En ce 1er décembre à Montréal, nous sommes réunis à l’occasion du Salon du livre, un événement qui célèbre les livres, les essais comme le vôtre, Monsieur Sissoko Fakaba, les idées, les mots, les écrivains et leurs lecteurs. Vous auriez votre place parmi nous et c’est pourquoi nous gardons une chaise vide à votre intention. Nous pensons à vous, nous veillons sur vos idées. Et nous demandons un revirement de situation qui vous permettra de redevenir l’homme d’idées et de mots que vous êtes. L’homme libre que vous avez le droit de continuer à être.
Je vis dans un pays, le Canada, où la liberté d’expression est parfois prise pour acquis. Des gens qui n’ont rien de bien pertinent à exprimer le font pourtant sur toutes les tribunes sans avoir à s’inquiéter. Noyé dans ce concert de voix, nous perdons parfois de vue l’importance que cela revêt, de pouvoir prendre la parole ou la plume pour nommer ce qui doit changer, dénoncer les excès, et faire éclater la vérité. Et même si cette cacophonie devient parfois étourdissante, elle a lieu d’être parce que les idées, les opinions et les voix doivent circuler, ne pas rester emprisonnées dans la tête des hommes et des femmes que l’on condamne pour leur vision éclairée et informée de situations politiques inacceptables.

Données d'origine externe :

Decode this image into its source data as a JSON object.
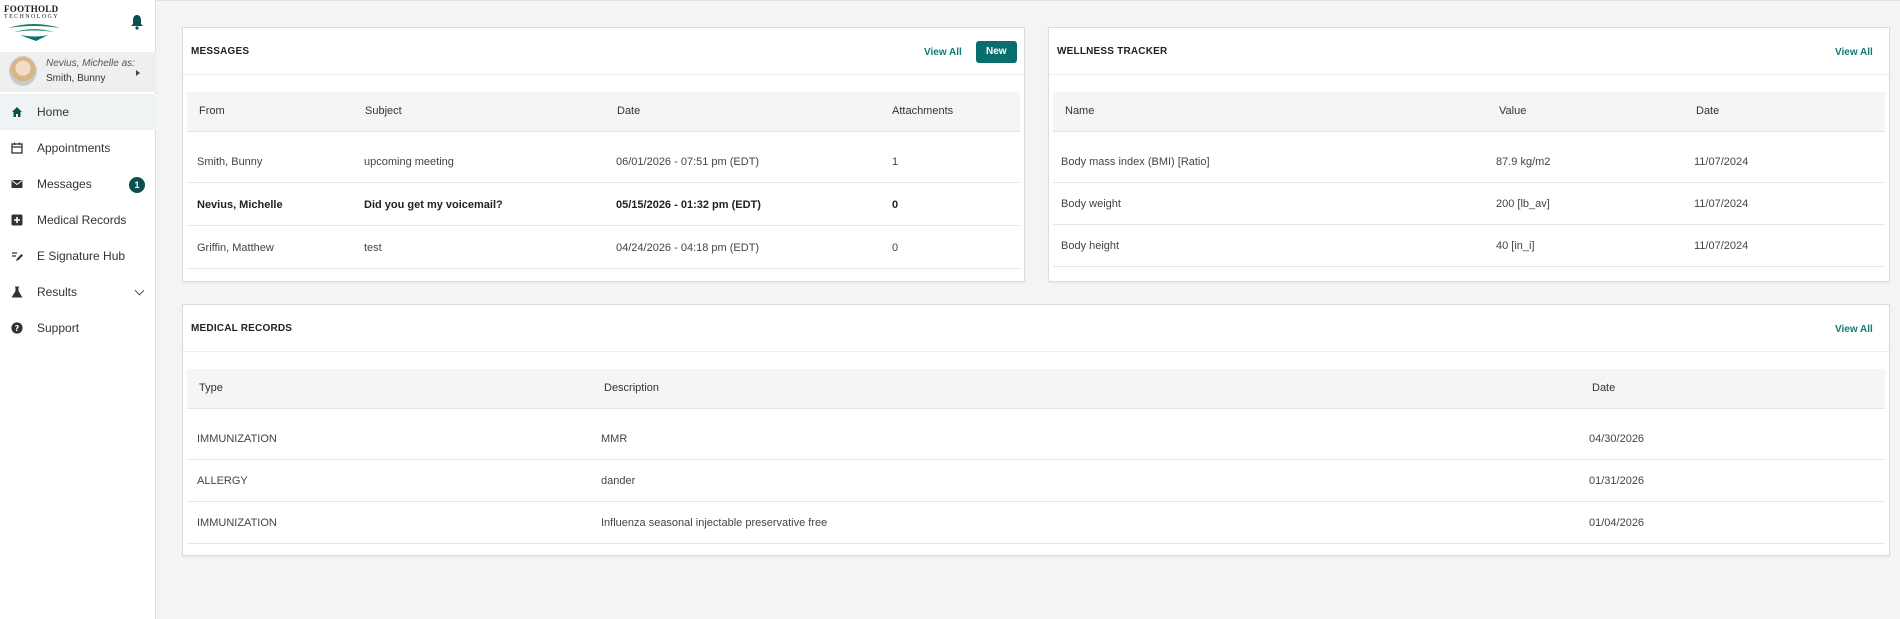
{
  "sidebar": {
    "logo": {
      "line1": "FOOTHOLD",
      "line2": "TECHNOLOGY"
    },
    "user": {
      "acting_as": "Nevius, Michelle as:",
      "name": "Smith, Bunny"
    },
    "items": [
      {
        "label": "Home",
        "icon": "home-icon",
        "active": true
      },
      {
        "label": "Appointments",
        "icon": "calendar-icon"
      },
      {
        "label": "Messages",
        "icon": "mail-icon",
        "badge": "1"
      },
      {
        "label": "Medical Records",
        "icon": "plus-box-icon"
      },
      {
        "label": "E Signature Hub",
        "icon": "signature-icon"
      },
      {
        "label": "Results",
        "icon": "flask-icon",
        "expandable": true
      },
      {
        "label": "Support",
        "icon": "help-circle-icon"
      }
    ]
  },
  "messages": {
    "title": "MESSAGES",
    "view_all": "View All",
    "new_label": "New",
    "columns": [
      "From",
      "Subject",
      "Date",
      "Attachments"
    ],
    "rows": [
      {
        "from": "Smith, Bunny",
        "subject": "upcoming meeting",
        "date": "06/01/2026 - 07:51 pm (EDT)",
        "attachments": "1",
        "unread": false
      },
      {
        "from": "Nevius, Michelle",
        "subject": "Did you get my voicemail?",
        "date": "05/15/2026 - 01:32 pm (EDT)",
        "attachments": "0",
        "unread": true
      },
      {
        "from": "Griffin, Matthew",
        "subject": "test",
        "date": "04/24/2026 - 04:18 pm (EDT)",
        "attachments": "0",
        "unread": false
      }
    ]
  },
  "wellness": {
    "title": "WELLNESS TRACKER",
    "view_all": "View All",
    "columns": [
      "Name",
      "Value",
      "Date"
    ],
    "rows": [
      {
        "name": "Body mass index (BMI) [Ratio]",
        "value": "87.9 kg/m2",
        "date": "11/07/2024"
      },
      {
        "name": "Body weight",
        "value": "200 [lb_av]",
        "date": "11/07/2024"
      },
      {
        "name": "Body height",
        "value": "40 [in_i]",
        "date": "11/07/2024"
      }
    ]
  },
  "medical_records": {
    "title": "MEDICAL RECORDS",
    "view_all": "View All",
    "columns": [
      "Type",
      "Description",
      "Date"
    ],
    "rows": [
      {
        "type": "IMMUNIZATION",
        "description": "MMR",
        "date": "04/30/2026"
      },
      {
        "type": "ALLERGY",
        "description": "dander",
        "date": "01/31/2026"
      },
      {
        "type": "IMMUNIZATION",
        "description": "Influenza seasonal injectable preservative free",
        "date": "01/04/2026"
      }
    ]
  },
  "colors": {
    "accent": "#0e7a7a",
    "badge": "#0b4f4f",
    "button": "#0b6e6e"
  }
}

L’arrestation ou la détention pour l’exercice pacifique de droits humains, notamment du droit à la liberté́ d’expression, sont arbitraires et violent la Charte africaine des droits de l’homme et des peuples, ainsi que le Pacte international relatif aux droits civils et politiques, deux traités auxquels votre pays, le Mali, souscrit.
Le Groupe de travail des Nations unies sur la détention arbitraire a statué que les personnes détenues pour avoir exercé́ pacifiquement leurs droits fondamentaux doivent être libérées.

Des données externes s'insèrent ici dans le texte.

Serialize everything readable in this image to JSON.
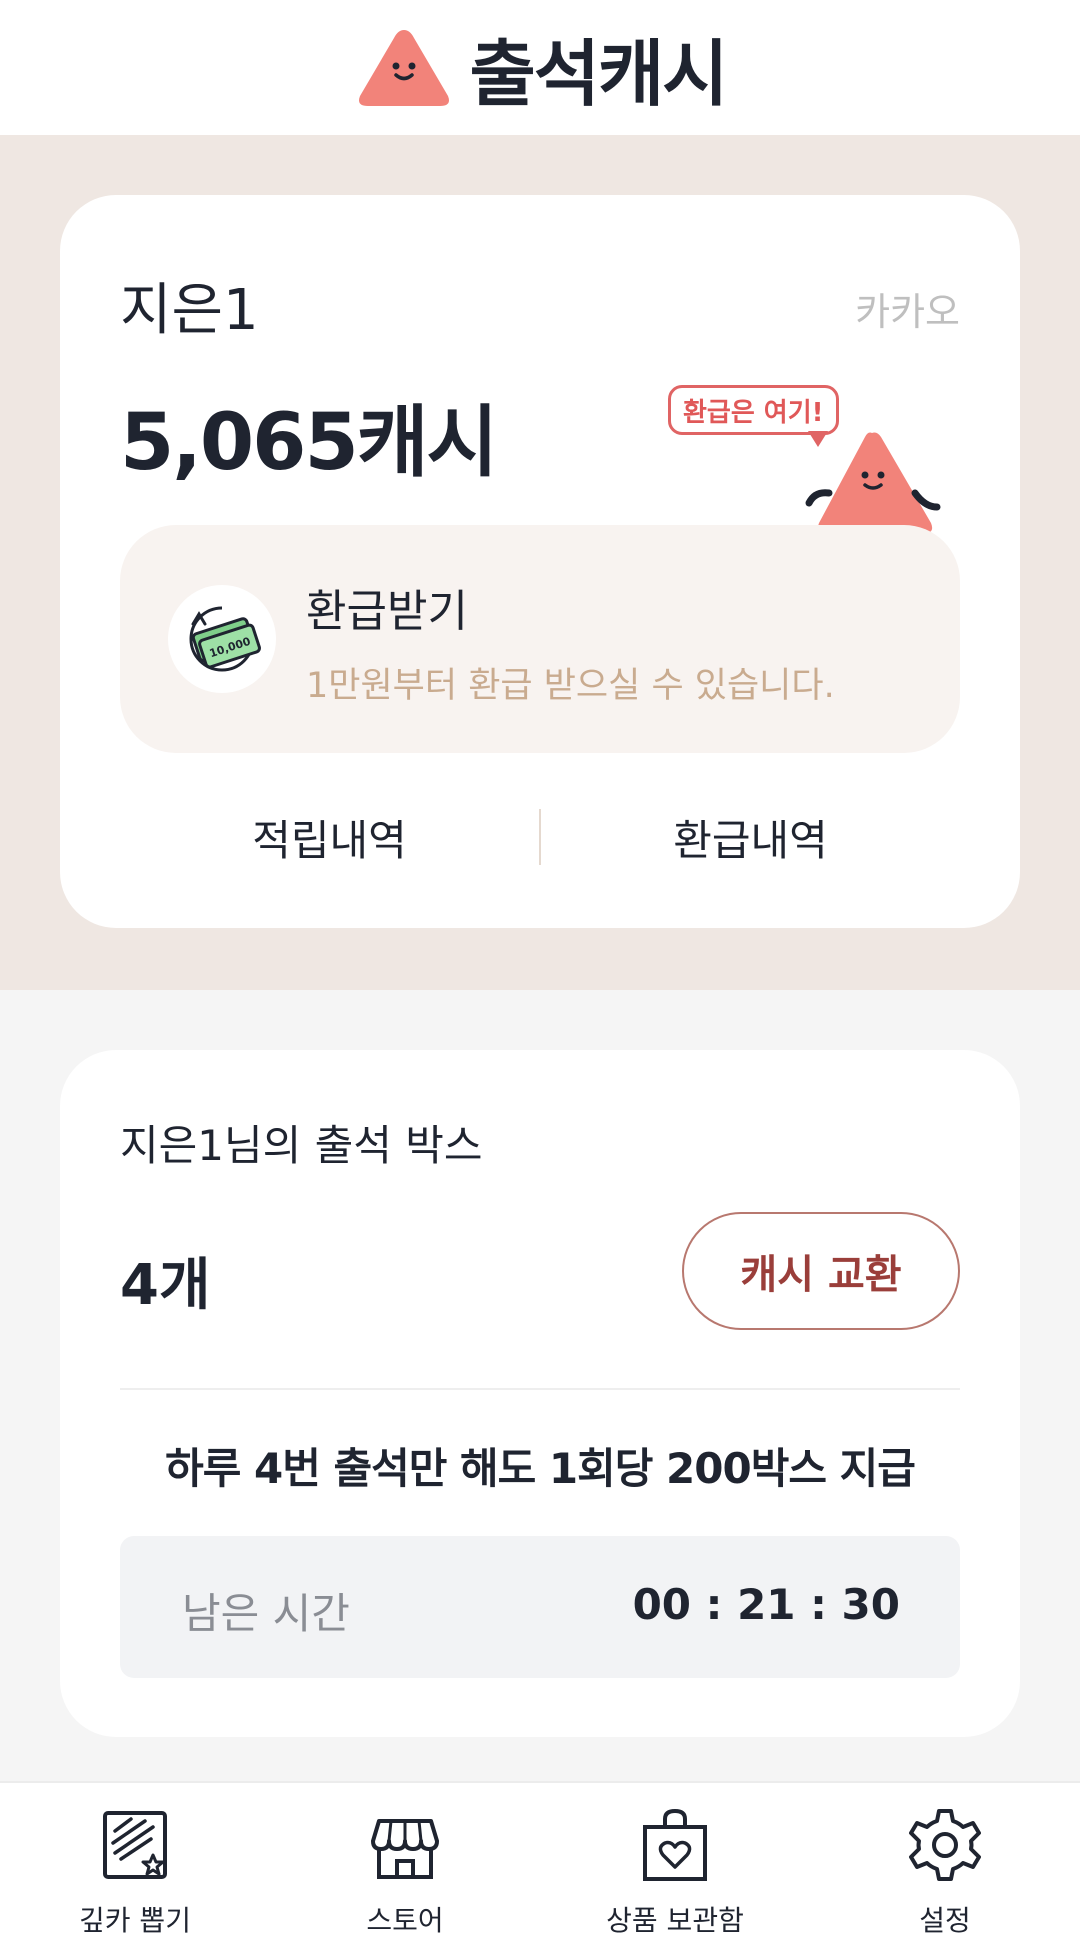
{
  "header": {
    "app_title": "출석캐시",
    "logo_icon": "triangle-mascot-logo"
  },
  "account": {
    "user_name": "지은1",
    "login_type": "카카오",
    "cash_amount": "5,065캐시",
    "refund_bubble": "환급은 여기!"
  },
  "refund": {
    "title": "환급받기",
    "description": "1만원부터 환급 받으실 수 있습니다.",
    "icon_label": "10,000"
  },
  "history": {
    "earn_label": "적립내역",
    "refund_label": "환급내역"
  },
  "attendance": {
    "title": "지은1님의 출석 박스",
    "count": "4개",
    "exchange_button": "캐시 교환",
    "promo": "하루 4번 출석만 해도 1회당 200박스 지급",
    "remaining_label": "남은 시간",
    "remaining_time": "00 : 21 : 30"
  },
  "nav": {
    "items": [
      {
        "label": "깊카 뽑기",
        "icon": "scratch-card-icon"
      },
      {
        "label": "스토어",
        "icon": "store-icon"
      },
      {
        "label": "상품 보관함",
        "icon": "gift-bag-icon"
      },
      {
        "label": "설정",
        "icon": "gear-icon"
      }
    ]
  },
  "colors": {
    "brand_coral": "#f2837a",
    "beige_bg": "#efe7e2",
    "accent_red": "#9a3e3a",
    "muted_tan": "#c9ab8f"
  }
}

À la lumière de ce qui précède, je prie les autorités maliennes d’annuler votre condamnation et de vous libérer immédiatement et sans condition.
D’ici là, je demande qu’on s’assure que vous ayez accès à des avocats, à des médicaments et que vous puissiez voir votre famille.
Veuillez agréer, cher Étienne Fakaba Sissoko, l’expression de ma plus profonde considération et de ma plus grande solidarité,
Marie Hélène Poitras, écrivaine, éditrice, journaliste
LIVRES COMME L'AIR
Dans le cadre du projet Livres comme l’Air, des écrivains québécois témoignent leur solidarité à des écrivains emprisonnés ou menacés à travers le monde en leur rédigeant des dédicaces.